C'è un'area della politica, quella di Forza Italia, che è sempre stata in prima fila nelle battaglie sulla giustizia e ha maturato un grande fiuto nel capire che aria tira. È gente che ode subito in lontananza il tintinnar di spade ed è consapevole come il referendum contro la riforma della giustizia che la sinistra, a partire del pd, ha intenzione di combattere a fianco della magistratura politicizzata, si trasformerà in una cruenta battaglia campale. «Quell'avviso a Matteo Ricci su una menata - spiega Piergiorgio Cortellazzo con l'esperienza di un imprenditore edile finito in Parlamento - è stato un avvertimento al Pd delle toghe rosse per spingerlo ad impegnarsi di più contro la riforma.

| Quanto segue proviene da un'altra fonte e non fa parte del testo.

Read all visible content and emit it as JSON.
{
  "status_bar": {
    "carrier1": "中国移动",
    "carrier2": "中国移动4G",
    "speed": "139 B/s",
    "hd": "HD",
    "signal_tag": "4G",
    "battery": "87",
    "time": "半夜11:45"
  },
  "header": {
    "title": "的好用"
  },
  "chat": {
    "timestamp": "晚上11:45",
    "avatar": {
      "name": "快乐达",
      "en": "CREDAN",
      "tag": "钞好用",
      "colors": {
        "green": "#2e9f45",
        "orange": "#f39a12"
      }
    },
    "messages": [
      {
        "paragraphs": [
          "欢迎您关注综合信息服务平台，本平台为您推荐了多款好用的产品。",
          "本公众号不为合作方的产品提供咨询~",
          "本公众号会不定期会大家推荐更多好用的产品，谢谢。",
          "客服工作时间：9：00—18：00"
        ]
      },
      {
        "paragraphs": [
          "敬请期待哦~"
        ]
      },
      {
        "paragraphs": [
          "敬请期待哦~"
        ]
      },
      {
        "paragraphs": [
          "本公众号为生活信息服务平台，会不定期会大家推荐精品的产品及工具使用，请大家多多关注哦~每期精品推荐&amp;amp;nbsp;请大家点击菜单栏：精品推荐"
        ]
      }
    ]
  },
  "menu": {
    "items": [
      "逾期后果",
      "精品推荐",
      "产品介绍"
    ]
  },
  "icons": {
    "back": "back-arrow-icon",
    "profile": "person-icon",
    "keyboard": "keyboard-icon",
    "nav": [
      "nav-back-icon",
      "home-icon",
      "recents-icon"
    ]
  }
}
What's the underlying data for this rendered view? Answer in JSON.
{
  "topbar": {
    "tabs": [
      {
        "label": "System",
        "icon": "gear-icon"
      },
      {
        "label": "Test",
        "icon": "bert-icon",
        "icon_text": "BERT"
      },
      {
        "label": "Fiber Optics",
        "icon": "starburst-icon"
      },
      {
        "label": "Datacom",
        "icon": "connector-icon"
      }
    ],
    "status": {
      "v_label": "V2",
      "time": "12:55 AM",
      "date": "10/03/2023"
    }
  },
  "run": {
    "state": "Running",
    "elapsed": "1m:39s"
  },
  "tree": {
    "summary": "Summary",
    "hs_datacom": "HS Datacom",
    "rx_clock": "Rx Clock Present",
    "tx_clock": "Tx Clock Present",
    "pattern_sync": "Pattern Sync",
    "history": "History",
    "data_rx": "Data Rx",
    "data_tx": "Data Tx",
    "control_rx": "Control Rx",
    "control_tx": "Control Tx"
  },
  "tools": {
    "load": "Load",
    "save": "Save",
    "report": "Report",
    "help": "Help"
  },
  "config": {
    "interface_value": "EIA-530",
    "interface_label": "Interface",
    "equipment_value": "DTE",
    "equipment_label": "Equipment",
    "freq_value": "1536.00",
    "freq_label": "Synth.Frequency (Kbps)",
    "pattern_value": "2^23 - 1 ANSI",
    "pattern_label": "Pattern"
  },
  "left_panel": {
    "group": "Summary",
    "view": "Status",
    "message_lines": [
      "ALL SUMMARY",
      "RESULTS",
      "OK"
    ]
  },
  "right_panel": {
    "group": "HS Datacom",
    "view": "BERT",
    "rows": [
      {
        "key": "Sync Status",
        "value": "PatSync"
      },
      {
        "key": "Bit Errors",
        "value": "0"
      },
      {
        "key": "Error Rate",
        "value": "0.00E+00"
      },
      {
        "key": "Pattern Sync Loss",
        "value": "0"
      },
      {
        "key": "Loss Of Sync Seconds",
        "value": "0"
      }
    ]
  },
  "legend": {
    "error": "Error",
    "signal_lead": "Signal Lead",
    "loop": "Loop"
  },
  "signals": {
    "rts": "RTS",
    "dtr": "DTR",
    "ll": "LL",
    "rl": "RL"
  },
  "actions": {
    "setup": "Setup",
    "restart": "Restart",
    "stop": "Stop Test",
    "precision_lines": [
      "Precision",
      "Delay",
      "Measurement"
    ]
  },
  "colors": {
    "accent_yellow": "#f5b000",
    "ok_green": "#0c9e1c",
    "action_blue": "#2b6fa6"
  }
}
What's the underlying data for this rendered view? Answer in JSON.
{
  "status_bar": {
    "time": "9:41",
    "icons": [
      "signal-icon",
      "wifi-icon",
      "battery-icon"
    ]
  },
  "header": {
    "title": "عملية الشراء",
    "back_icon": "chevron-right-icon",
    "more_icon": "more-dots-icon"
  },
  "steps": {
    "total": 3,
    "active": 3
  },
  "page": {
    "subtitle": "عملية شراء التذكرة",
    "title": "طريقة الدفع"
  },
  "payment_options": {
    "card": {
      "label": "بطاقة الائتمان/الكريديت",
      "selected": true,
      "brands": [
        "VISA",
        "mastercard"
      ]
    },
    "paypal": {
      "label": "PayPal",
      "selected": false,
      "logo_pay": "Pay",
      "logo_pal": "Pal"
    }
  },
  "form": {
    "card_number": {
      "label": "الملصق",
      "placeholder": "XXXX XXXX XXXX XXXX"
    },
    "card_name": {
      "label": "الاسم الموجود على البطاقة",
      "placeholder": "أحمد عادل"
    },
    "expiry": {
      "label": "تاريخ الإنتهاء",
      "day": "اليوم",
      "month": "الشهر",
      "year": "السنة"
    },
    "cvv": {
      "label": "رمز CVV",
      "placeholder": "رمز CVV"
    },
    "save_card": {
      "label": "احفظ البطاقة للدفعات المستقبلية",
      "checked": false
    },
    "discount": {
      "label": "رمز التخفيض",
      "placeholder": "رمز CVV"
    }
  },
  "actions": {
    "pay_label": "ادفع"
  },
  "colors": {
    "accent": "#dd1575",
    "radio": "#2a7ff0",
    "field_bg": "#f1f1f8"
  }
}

Poi però quando ci sarà l'armageddon con il referendum se la prenderanno con noi. E saranno guai. Bisognerebbe rivedere subito la custodia cautelare, limitarla ai reati di sangue, perché la storia insegna che un imprenditore che viene messo dentro è pronto firmare qualsiasi cosa per uscire». Non meno preoccupato è il probabile candidato del centrodestra in Puglia, Mauro D'Attis. «Qui - osserva - c'è uno scontro generale, anche tra magistrati di destra e di sinistra. Alla fine in ossequio all'impatto mediatico saranno comunque sempre i politici a passare dei guai».
I reduci di cento battaglie sulla giustizia nell'epoca di Berlusconi sono come i soldati di Napoleone: annusano prima degli altri la polvere da sparo dei cannoni, pardon gli avvisi di garanzia e le inchieste che accompagneranno la «guerra» che si svilupperà sui referendum. Del resto il discorso di Franceschini dell'altro giorno al Senato è stata una vera dichiarazione di guerra al governo e il referendum è lo strumento scelto per dare la spallata.
E, appunto, «guerra» è la parola che usa non a caso Carlo Nordio in vena di confidenze alla buvette di Montecitorio. «Io non so se quanto sta accadendo - spiega il ministro della giustizia - sia un warning per spingere il Pd ad essere più duro sulla riforma. Ho letto le intercettazioni delle inchieste di Milano e mi sembrano sciocchezze, non vedo soldi, non c'è un tubo non so come i magistrati potranno motivare addirittura gli arresti. Detto ciò non capisco perché Franceschini abbia fatto quell'intervento al Senato. Mi ha impressionato la sua idea di impostare sul referendum una campagna squisitamente politica. Loro puntano a far cadere il governo come avvenne con Renzi, lanciando una campagna violenta non su argomenti tecnici ma ideologici. Una vera e propria guerra».
Una guerra con una battaglia, quella sul referendum, che diventa decisiva. «Io non so - ragiona Nordio - se questo conflitto il Pd lo scatena per assecondare i 5stelle, ma se si fa una guerra certo noi possiamo perderla ma possono perderla anche loro. E se la magistratura si accoderà a una campagna di questo tipo, ad una campagna violenta ed ideologica, è chiaro che in caso di sconfitta andrà incontro a delle conseguenze, a delle ripercussioni. Sono i costi della sconfitta. Ecco perché tutti avrebbero da guadagnare da una campagna sul referendum pacata, riflessiva, che valorizzi il confronto e non lo scontro ideologico». Quello che però più colpisce in queste giornate è la valutazione che esponenti di destra e di sinistra fanno di queste inchieste, da quella di Milano a quella che coinvolge Matteo Ricci: i primi ci intravvedono dietro una valenza politica; i secondi si limitano alla solidarietà agli indagati o altrimenti sono muti, hanno paura. In questa logica il capogruppo dei deputati di Fdi, Galeazzo Bignami, coglie un punto. Come si fa a non vedere - osserva - che i bersagli di quelle inchieste sono tutti di area riformista? Tutti quelli che potrebbero essere potenziali interlocutori in questo confronto vengono fatti saltare in aria».
Già, nel mirino c'è la corrente del Pd che in passato aveva anche
espresso giudizi positivi sulla separazione delle carriere. Solo che di fronte al duello che si preannuncia non sono consentiti distinguo, terze posizioni o stai di qua o di là: à la guerre come à la guerre direbbe qualcuno.